2:00 pm: Dark Matter and Complementarity, Alexander Wijangco
Complementarity follows from the same DM-Visible coupling relating different experimental probes. The standard DD vs ID vs Collider probes.
For time reasons, example: use Hooper excess to motivate studies at DD/colliders (Bayesian language: to motivate/construct priors).
Using effective operators for Dirac fermion annihilating to bottom quarks. Signal needs s-wave annihilation. Just using different searches as applied to different effective operators for DM interactions. This tells us that effective operators (heavy new physics) and couplings to protons in trouble.
Consider instead dark mediators. Essentially annihilation to 4 or 6 b quarks. Can work with all constraints, DM now heavier.
2:15 pm: New Directions in Dark-Matter Complementarity: Inelastic Scattering and Constraints on Dark-Sector Instability, Brooks Thomas
Multi-DM theories: in particular, the new direction of DM decay to a dark sector particle + SM. Additionally, such theories have inelastic DM scattering at DD experiments.
Again, an EFT approach with (two) Dirac fermion DM. A good approximation for direct detection. Assume that single non-diagonal operator dominates to make the multi-component and dark decay effects relevant.
Kinematics important for up- vs down-scattering.
For decays, small Δm means only real decay is DM to DM + γγ.
Shown that:
- Regions exist unprobed by current searches, unlikely to ever be;
- Regions exist where multiple searches could see signals.
28 high energy events measured between May 2010 and May 2012. 7 measured with tracks (1 degree resolution) and 21 with cascades (10 degree resolution). Consistent with democratic neutrino flavour (expected from oscillations from distant source). Sources point (with small statistics) towards galactic centre (by eye).
Icecube is more sensitive at high energies, so lack of signals > PeV might be relevant.
No correlations in position/time with GRB/AGN/similar. Do we need NP to generate these neutrinos? We would expect them to come from the galactic centre. So try to do statistical analysis to test this. Looks like the answer is no.
2:45 pm: Probing Radiative Neutrino Mass Generation through Monotop Production, Alejandro de la Puente
Looks like a fermion-partner type model, with the right-handed neutrino serving as DM.
Z2 symmetry forbids Dirac neutrino masses; Majorana masses arise at three loops. Requires additional scalars, triplets under both colour and SU(2)L.
DM density requires largeish coupling to quarks, to get relic density without being killed by monojets. Follows then that monotop searches are a natural direction to go. Current data is insufficient. 14 TeV can still hope to say something useful, though can not rule model out completely in 300 inverse fb.
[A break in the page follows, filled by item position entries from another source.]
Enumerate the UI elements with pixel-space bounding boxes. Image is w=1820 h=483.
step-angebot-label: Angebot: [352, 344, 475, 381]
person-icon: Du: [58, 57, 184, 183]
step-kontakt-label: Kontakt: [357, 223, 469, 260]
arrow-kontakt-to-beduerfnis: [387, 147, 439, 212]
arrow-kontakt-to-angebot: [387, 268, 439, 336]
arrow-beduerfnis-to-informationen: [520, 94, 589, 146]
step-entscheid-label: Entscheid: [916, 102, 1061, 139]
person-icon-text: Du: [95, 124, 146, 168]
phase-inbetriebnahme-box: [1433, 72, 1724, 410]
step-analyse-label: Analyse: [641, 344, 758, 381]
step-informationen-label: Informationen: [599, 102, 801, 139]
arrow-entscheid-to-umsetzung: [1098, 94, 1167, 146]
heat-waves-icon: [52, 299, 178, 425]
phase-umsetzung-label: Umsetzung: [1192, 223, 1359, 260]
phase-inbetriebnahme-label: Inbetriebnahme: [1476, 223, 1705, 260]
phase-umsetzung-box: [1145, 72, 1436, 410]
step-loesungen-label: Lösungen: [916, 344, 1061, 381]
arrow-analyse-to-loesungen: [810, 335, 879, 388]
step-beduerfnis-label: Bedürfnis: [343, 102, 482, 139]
3:00 pm: Chasing Light Vector-Like Leptons from the SM Higgs to ZZ* Search, Seodong Shin
Motivated, of course. by Higgs decay to γγ which is still slightly large at ATLAS. Also affect Higgs mass, running of couplings and possibly DM (if neutrino state). If mix with SM leptons, can explain aμ, of course.
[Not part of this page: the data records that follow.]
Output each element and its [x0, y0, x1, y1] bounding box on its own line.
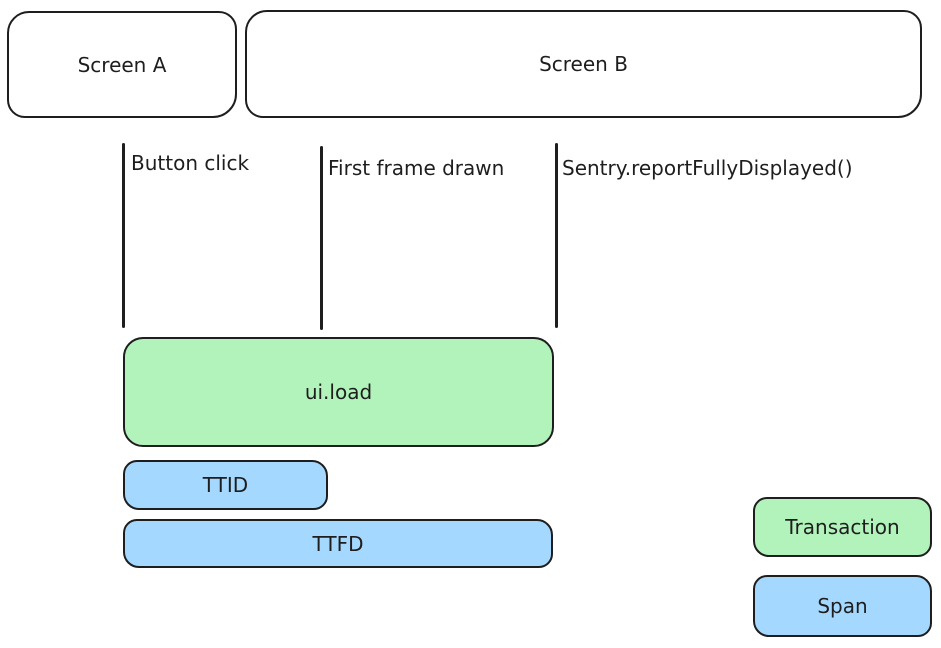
- legend-span-box: Span: [753, 575, 932, 637]
- event-line-report-fully-displayed: [555, 143, 558, 328]
- screen-a-label: Screen A: [77, 52, 167, 77]
- ui-load-label: ui.load: [304, 380, 373, 404]
- event-label-first-frame-drawn: First frame drawn: [328, 156, 505, 180]
- ttfd-label: TTFD: [312, 531, 364, 556]
- screen-b-label: Screen B: [539, 52, 628, 76]
- screen-b-box: Screen B: [245, 10, 922, 118]
- legend-span-label: Span: [817, 594, 868, 618]
- legend-transaction-label: Transaction: [785, 515, 900, 539]
- legend-transaction-box: Transaction: [753, 497, 932, 557]
- event-line-button-click: [122, 143, 125, 328]
- ttfd-span-bar: TTFD: [123, 519, 553, 568]
- event-label-button-click: Button click: [131, 151, 250, 175]
- event-label-report-fully-displayed: Sentry.reportFullyDisplayed(): [562, 156, 853, 180]
- ui-load-transaction-bar: ui.load: [123, 337, 554, 447]
- ttid-span-bar: TTID: [123, 460, 328, 510]
- screen-a-box: Screen A: [7, 11, 237, 118]
- event-line-first-frame-drawn: [320, 146, 323, 330]
- ttid-label: TTID: [202, 473, 249, 497]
Given this, how can Higgs golden channel constrain this? Coming from a different topology; not 1 > 2, each 2 decaying, but 1 > 2, followed by 1 > 3. Current constraints at ~ 120 GeV.
3:15 pm: Higgs Decays in Gauge Extensions of the Standard Model, Bithika Jain
Consider general [SU2 x U1]^n NLSM with link fields. Typical simple model for extra dimensions/strong sectors. Results in some general three-gauge boson couplings that can then contribute to Higgs loops.
Point seems to be to construct tools to compute a general example of such model, illustrated with a specific example (n = 4).
3:30 pm: A New Method for the Spin Determination of Dark Matter, Daniel Salmon
DM spin is a long-standing problem due to the missing energy. As such we do not know the location of the parent rest frame. Work is done at lepton collider, where at least it is possible to know the rest frame of the initial state.
Idea seems to be that once you know that parent/daughter masses, can analytically solve for the unknown kinematics. Then you get distributions that can be classified into different groups. However, "most likely" possibility (either DM or parent is scalar) give same distributions (I think).
3:45 pm: Better Mass Measurements Using Many-body Phase Space in Cascade Decay, Jianghao Yu
Another long-standing DM/SUSY problem. In particular, we need to reconstruct the masses of multiple particles simultaneously. Two-body decays and 3-body decays are well known, and realistic models have decay chains that factorise as successive 2- and 3-body final states. So do we need to do any more?
The traditional approach is just to do this, but suffers heavily from low statistics. So consider >3-body final states to track all phase space correlations. In particular, construct multi-dimensional kinematic distributions, not just one-dimensional ones.